Veía el mundo con los ojos de un asesino, o tanto como la fantasía de un niño de trece años podía captar de los ojos de un asesino. Un mundo bello. Un mundo en el que él tenía el control, que temblaba ante su decisión.

Avanzó por el camino del bosque, buscando a Jonny Forsberg.

La tierra beberá su sangre.

Empezaba a anochecer y los árboles le rodeaban como una muchedumbre muda, expectantes ante el más mínimo movimiento del criminal, temerosos de que alguno de ellos fuera el elegido. Pero el asesino se movía entre ellos, ya había vislumbrado a su víctima.

Jonny Forsberg se encontraba en un montículo a unos cincuenta metros del camino. Tenía las manos en las caderas, su sonrisa socarrona estampada en la cara. Creía que iba a pasar lo de siempre. Que le forzaría a tirarse al suelo y, agarrándole de la nariz, le metería agujas de pino y musgo en la boca, o algo por el estilo.

Qué equivocado estaba.
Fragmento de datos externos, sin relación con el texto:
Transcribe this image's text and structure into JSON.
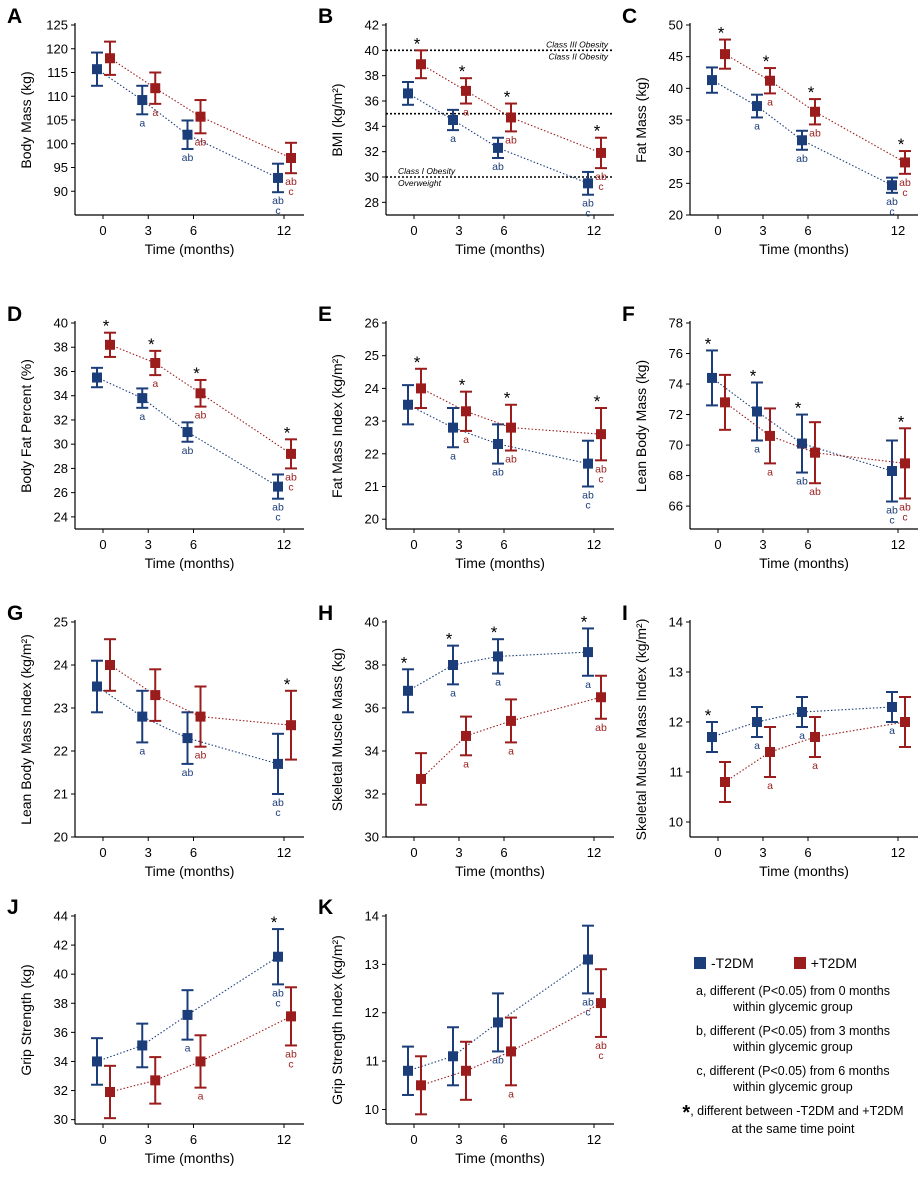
{
  "colors": {
    "noT2DM": "#1b3d7a",
    "T2DM": "#9b1c1c"
  },
  "legend": {
    "series": [
      "-T2DM",
      "+T2DM"
    ],
    "notes": [
      {
        "line1": "a, different (P<0.05) from 0 months",
        "line2": "within glycemic group"
      },
      {
        "line1": "b, different (P<0.05) from 3 months",
        "line2": "within glycemic group"
      },
      {
        "line1": "c, different (P<0.05) from 6 months",
        "line2": "within glycemic group"
      }
    ],
    "star_symbol": "*",
    "star_line1": ", different between -T2DM and +T2DM",
    "star_line2": "at the same time point"
  },
  "chart_data": [
    {
      "panel": "A",
      "type": "line",
      "xlabel": "Time (months)",
      "ylabel": "Body Mass (kg)",
      "x": [
        0,
        3,
        6,
        12
      ],
      "xticks": [
        "0",
        "3",
        "6",
        "12"
      ],
      "ylim": [
        85,
        125
      ],
      "yticks": [
        90,
        95,
        100,
        105,
        110,
        115,
        120,
        125
      ],
      "series": [
        {
          "name": "-T2DM",
          "values": [
            115.7,
            109.2,
            101.9,
            92.8
          ],
          "errors": [
            3.5,
            3.0,
            3.0,
            3.0
          ],
          "letters": [
            "",
            "a",
            "ab",
            "ab\nc"
          ],
          "stars": [
            false,
            false,
            false,
            false
          ]
        },
        {
          "name": "+T2DM",
          "values": [
            118.0,
            111.7,
            105.7,
            97.0
          ],
          "errors": [
            3.5,
            3.3,
            3.5,
            3.2
          ],
          "letters": [
            "",
            "a",
            "ab",
            "ab\nc"
          ],
          "stars": [
            false,
            false,
            false,
            false
          ]
        }
      ]
    },
    {
      "panel": "B",
      "type": "line",
      "xlabel": "Time (months)",
      "ylabel": "BMI (kg/m²)",
      "x": [
        0,
        3,
        6,
        12
      ],
      "xticks": [
        "0",
        "3",
        "6",
        "12"
      ],
      "ylim": [
        27,
        42
      ],
      "yticks": [
        28,
        30,
        32,
        34,
        36,
        38,
        40,
        42
      ],
      "reference_lines": [
        {
          "y": 40,
          "label_above": "Class III Obesity",
          "label_below": "Class II Obesity"
        },
        {
          "y": 35,
          "label_above": "",
          "label_below": ""
        },
        {
          "y": 30,
          "label_above": "Class I Obesity",
          "label_below": "Overweight"
        }
      ],
      "series": [
        {
          "name": "-T2DM",
          "values": [
            36.6,
            34.5,
            32.3,
            29.5
          ],
          "errors": [
            0.9,
            0.8,
            0.8,
            0.9
          ],
          "letters": [
            "",
            "a",
            "ab",
            "ab\nc"
          ],
          "stars": [
            true,
            true,
            true,
            true
          ]
        },
        {
          "name": "+T2DM",
          "values": [
            38.9,
            36.8,
            34.7,
            31.9
          ],
          "errors": [
            1.1,
            1.0,
            1.1,
            1.2
          ],
          "letters": [
            "",
            "a",
            "ab",
            "ab\nc"
          ],
          "stars": [
            false,
            false,
            false,
            false
          ]
        }
      ]
    },
    {
      "panel": "C",
      "type": "line",
      "xlabel": "Time (months)",
      "ylabel": "Fat Mass (kg)",
      "x": [
        0,
        3,
        6,
        12
      ],
      "xticks": [
        "0",
        "3",
        "6",
        "12"
      ],
      "ylim": [
        20,
        50
      ],
      "yticks": [
        20,
        25,
        30,
        35,
        40,
        45,
        50
      ],
      "series": [
        {
          "name": "-T2DM",
          "values": [
            41.3,
            37.2,
            31.8,
            24.7
          ],
          "errors": [
            2.0,
            1.8,
            1.5,
            1.2
          ],
          "letters": [
            "",
            "a",
            "ab",
            "ab\nc"
          ],
          "stars": [
            true,
            true,
            true,
            true
          ]
        },
        {
          "name": "+T2DM",
          "values": [
            45.4,
            41.2,
            36.3,
            28.3
          ],
          "errors": [
            2.3,
            2.0,
            2.0,
            1.8
          ],
          "letters": [
            "",
            "a",
            "ab",
            "ab\nc"
          ],
          "stars": [
            false,
            false,
            false,
            false
          ]
        }
      ]
    },
    {
      "panel": "D",
      "type": "line",
      "xlabel": "Time (months)",
      "ylabel": "Body Fat Percent (%)",
      "x": [
        0,
        3,
        6,
        12
      ],
      "xticks": [
        "0",
        "3",
        "6",
        "12"
      ],
      "ylim": [
        23,
        40
      ],
      "yticks": [
        24,
        26,
        28,
        30,
        32,
        34,
        36,
        38,
        40
      ],
      "series": [
        {
          "name": "-T2DM",
          "values": [
            35.5,
            33.8,
            31.0,
            26.5
          ],
          "errors": [
            0.8,
            0.8,
            0.8,
            1.0
          ],
          "letters": [
            "",
            "a",
            "ab",
            "ab\nc"
          ],
          "stars": [
            true,
            true,
            true,
            true
          ]
        },
        {
          "name": "+T2DM",
          "values": [
            38.2,
            36.7,
            34.2,
            29.2
          ],
          "errors": [
            1.0,
            1.0,
            1.1,
            1.2
          ],
          "letters": [
            "",
            "a",
            "ab",
            "ab\nc"
          ],
          "stars": [
            false,
            false,
            false,
            false
          ]
        }
      ]
    },
    {
      "panel": "E",
      "type": "line",
      "xlabel": "Time (months)",
      "ylabel": "Fat Mass Index (kg/m²)",
      "x": [
        0,
        3,
        6,
        12
      ],
      "xticks": [
        "0",
        "3",
        "6",
        "12"
      ],
      "ylim": [
        19.7,
        26
      ],
      "yticks": [
        20,
        21,
        22,
        23,
        24,
        25,
        26
      ],
      "series": [
        {
          "name": "-T2DM",
          "values": [
            23.5,
            22.8,
            22.3,
            21.7
          ],
          "errors": [
            0.6,
            0.6,
            0.6,
            0.7
          ],
          "letters": [
            "",
            "a",
            "ab",
            "ab\nc"
          ],
          "stars": [
            true,
            true,
            true,
            true
          ]
        },
        {
          "name": "+T2DM",
          "values": [
            24.0,
            23.3,
            22.8,
            22.6
          ],
          "errors": [
            0.6,
            0.6,
            0.7,
            0.8
          ],
          "letters": [
            "",
            "a",
            "ab",
            "ab\nc"
          ],
          "stars": [
            false,
            false,
            false,
            false
          ]
        }
      ]
    },
    {
      "panel": "F",
      "type": "line",
      "xlabel": "Time (months)",
      "ylabel": "Lean Body Mass (kg)",
      "x": [
        0,
        3,
        6,
        12
      ],
      "xticks": [
        "0",
        "3",
        "6",
        "12"
      ],
      "ylim": [
        64.5,
        78
      ],
      "yticks": [
        66,
        68,
        70,
        72,
        74,
        76,
        78
      ],
      "series": [
        {
          "name": "-T2DM",
          "values": [
            74.4,
            72.2,
            70.1,
            68.3
          ],
          "errors": [
            1.8,
            1.9,
            1.9,
            2.0
          ],
          "letters": [
            "",
            "a",
            "ab",
            "ab\nc"
          ],
          "stars": [
            true,
            true,
            true,
            true
          ]
        },
        {
          "name": "+T2DM",
          "values": [
            72.8,
            70.6,
            69.5,
            68.8
          ],
          "errors": [
            1.8,
            1.8,
            2.0,
            2.3
          ],
          "letters": [
            "",
            "a",
            "ab",
            "ab\nc"
          ],
          "stars": [
            false,
            false,
            false,
            false
          ]
        }
      ]
    },
    {
      "panel": "G",
      "type": "line",
      "xlabel": "Time (months)",
      "ylabel": "Lean Body Mass Index (kg/m²)",
      "x": [
        0,
        3,
        6,
        12
      ],
      "xticks": [
        "0",
        "3",
        "6",
        "12"
      ],
      "ylim": [
        20,
        25
      ],
      "yticks": [
        20,
        21,
        22,
        23,
        24,
        25
      ],
      "series": [
        {
          "name": "-T2DM",
          "values": [
            23.5,
            22.8,
            22.3,
            21.7
          ],
          "errors": [
            0.6,
            0.6,
            0.6,
            0.7
          ],
          "letters": [
            "",
            "a",
            "ab",
            "ab\nc"
          ],
          "stars": [
            false,
            false,
            false,
            false
          ]
        },
        {
          "name": "+T2DM",
          "values": [
            24.0,
            23.3,
            22.8,
            22.6
          ],
          "errors": [
            0.6,
            0.6,
            0.7,
            0.8
          ],
          "letters": [
            "",
            "",
            "ab",
            ""
          ],
          "stars": [
            false,
            false,
            false,
            true
          ]
        }
      ]
    },
    {
      "panel": "H",
      "type": "line",
      "xlabel": "Time (months)",
      "ylabel": "Skeletal Muscle Mass (kg)",
      "x": [
        0,
        3,
        6,
        12
      ],
      "xticks": [
        "0",
        "3",
        "6",
        "12"
      ],
      "ylim": [
        30,
        40
      ],
      "yticks": [
        30,
        32,
        34,
        36,
        38,
        40
      ],
      "series": [
        {
          "name": "-T2DM",
          "values": [
            36.8,
            38.0,
            38.4,
            38.6
          ],
          "errors": [
            1.0,
            0.9,
            0.8,
            1.1
          ],
          "letters": [
            "",
            "a",
            "a",
            "a"
          ],
          "stars": [
            true,
            true,
            true,
            true
          ]
        },
        {
          "name": "+T2DM",
          "values": [
            32.7,
            34.7,
            35.4,
            36.5
          ],
          "errors": [
            1.2,
            0.9,
            1.0,
            1.0
          ],
          "letters": [
            "",
            "a",
            "a",
            "ab"
          ],
          "stars": [
            false,
            false,
            false,
            false
          ]
        }
      ]
    },
    {
      "panel": "I",
      "type": "line",
      "xlabel": "Time (months)",
      "ylabel": "Skeletal Muscle Mass Index (kg/m²)",
      "x": [
        0,
        3,
        6,
        12
      ],
      "xticks": [
        "0",
        "3",
        "6",
        "12"
      ],
      "ylim": [
        9.7,
        14
      ],
      "yticks": [
        10,
        11,
        12,
        13,
        14
      ],
      "series": [
        {
          "name": "-T2DM",
          "values": [
            11.7,
            12.0,
            12.2,
            12.3
          ],
          "errors": [
            0.3,
            0.3,
            0.3,
            0.3
          ],
          "letters": [
            "",
            "a",
            "a",
            "a"
          ],
          "stars": [
            true,
            false,
            false,
            false
          ]
        },
        {
          "name": "+T2DM",
          "values": [
            10.8,
            11.4,
            11.7,
            12.0
          ],
          "errors": [
            0.4,
            0.5,
            0.4,
            0.5
          ],
          "letters": [
            "",
            "a",
            "a",
            ""
          ],
          "stars": [
            false,
            false,
            false,
            false
          ]
        }
      ]
    },
    {
      "panel": "J",
      "type": "line",
      "xlabel": "Time (months)",
      "ylabel": "Grip Strength (kg)",
      "x": [
        0,
        3,
        6,
        12
      ],
      "xticks": [
        "0",
        "3",
        "6",
        "12"
      ],
      "ylim": [
        29.7,
        44
      ],
      "yticks": [
        30,
        32,
        34,
        36,
        38,
        40,
        42,
        44
      ],
      "series": [
        {
          "name": "-T2DM",
          "values": [
            34.0,
            35.1,
            37.2,
            41.2
          ],
          "errors": [
            1.6,
            1.5,
            1.7,
            1.9
          ],
          "letters": [
            "",
            "",
            "a",
            "ab\nc"
          ],
          "stars": [
            false,
            false,
            false,
            true
          ]
        },
        {
          "name": "+T2DM",
          "values": [
            31.9,
            32.7,
            34.0,
            37.1
          ],
          "errors": [
            1.8,
            1.6,
            1.8,
            2.0
          ],
          "letters": [
            "",
            "",
            "a",
            "ab\nc"
          ],
          "stars": [
            false,
            false,
            false,
            false
          ]
        }
      ]
    },
    {
      "panel": "K",
      "type": "line",
      "xlabel": "Time (months)",
      "ylabel": "Grip Strength Index (kg/m²)",
      "x": [
        0,
        3,
        6,
        12
      ],
      "xticks": [
        "0",
        "3",
        "6",
        "12"
      ],
      "ylim": [
        9.7,
        14
      ],
      "yticks": [
        10,
        11,
        12,
        13,
        14
      ],
      "series": [
        {
          "name": "-T2DM",
          "values": [
            10.8,
            11.1,
            11.8,
            13.1
          ],
          "errors": [
            0.5,
            0.6,
            0.6,
            0.7
          ],
          "letters": [
            "",
            "",
            "ab",
            "ab\nc"
          ],
          "stars": [
            false,
            false,
            false,
            false
          ]
        },
        {
          "name": "+T2DM",
          "values": [
            10.5,
            10.8,
            11.2,
            12.2
          ],
          "errors": [
            0.6,
            0.6,
            0.7,
            0.7
          ],
          "letters": [
            "",
            "",
            "a",
            "ab\nc"
          ],
          "stars": [
            false,
            false,
            false,
            false
          ]
        }
      ]
    }
  ]
}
No era Oskar quién llegaba, era el Asesino, y las manos del Asesino asieron con fuerza el mango del cuchillo, preparándose.

El Asesino avanzó despacio, con dignidad, hasta llegar frente a Jonny Forsberg, y mirándole a los ojos dijo:

—Hola, Jonny.

—Hola, Cerdito. ¿Te dejan estar fuera tan tarde?

El Asesino sacó su cuchillo. Y lo clavó.

—Las cinco y cuarto, o así.

—Vale. Gracias.

El chico no se iba. Se quedó parado mirando a Håkan, que intentaba dar un paso. Estaba quieto, siguiéndole con la mirada. Esto se iba a la mierda. Desde luego el chaval sospechaba algo. Una persona había salido con mucho jaleo de en medio del bosque para preguntar la hora y ahora estaba allí como Napoleón con la mano dentro del abrigo.